Overview
GL-Marvin-32k-32B: A GLM-4 Based Model with Extended Context
GL-Marvin-32k-32B is a 32 billion parameter language model developed by ConicCat, built upon the robust GLM-4 architecture. This model has undergone supervised fine-tuning (SFT) with a focus on enhancing its context handling capabilities and optimizing performance on Alpaca evaluations. A key feature is its substantial 32,768 token context window, which is designed to be highly efficient, requiring only 2GB of VRAM to utilize the full context. This allows for the deployment of quantized versions (e.g., Q4_K_M) on a single 24GB GPU, offering best-in-class context capacity for a dense 32B model in its hardware footprint.
Key Capabilities
- Extended Context: Supports a 32,768 token context length, enabling processing of longer inputs and maintaining conversational coherence over extended interactions.
- VRAM Efficiency: Optimized for low VRAM usage, making it accessible for deployment on consumer-grade GPUs.

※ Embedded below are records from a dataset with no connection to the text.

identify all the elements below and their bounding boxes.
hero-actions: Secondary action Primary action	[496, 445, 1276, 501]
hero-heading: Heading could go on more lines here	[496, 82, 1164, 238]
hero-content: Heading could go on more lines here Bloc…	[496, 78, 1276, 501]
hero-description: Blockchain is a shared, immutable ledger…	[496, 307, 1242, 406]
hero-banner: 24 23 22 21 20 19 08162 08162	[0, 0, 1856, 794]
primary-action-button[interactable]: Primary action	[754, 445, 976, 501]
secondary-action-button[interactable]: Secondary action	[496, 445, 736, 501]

- GLM-4 Architecture: Leverages the strong foundational capabilities of the GLM-4 base model.
- Alpaca Evaluation Focus: Fine-tuned with an emphasis on maximizing performance on Alpaca-style evaluations.
Training and Influences
The model's development acknowledges contributions from:
- Thudm: For the foundational GLM-4 Base model.
- nyu-dice-lab: For the WildChat-50M dataset.
- AI2: For the Tulu dataset.
Good For
- Applications requiring processing of long documents or extensive conversational history.
- Developers seeking a powerful 32B model that can run efficiently on single consumer GPUs.
- Tasks benefiting from a model fine-tuned for general language understanding and generation, with a focus on context retention.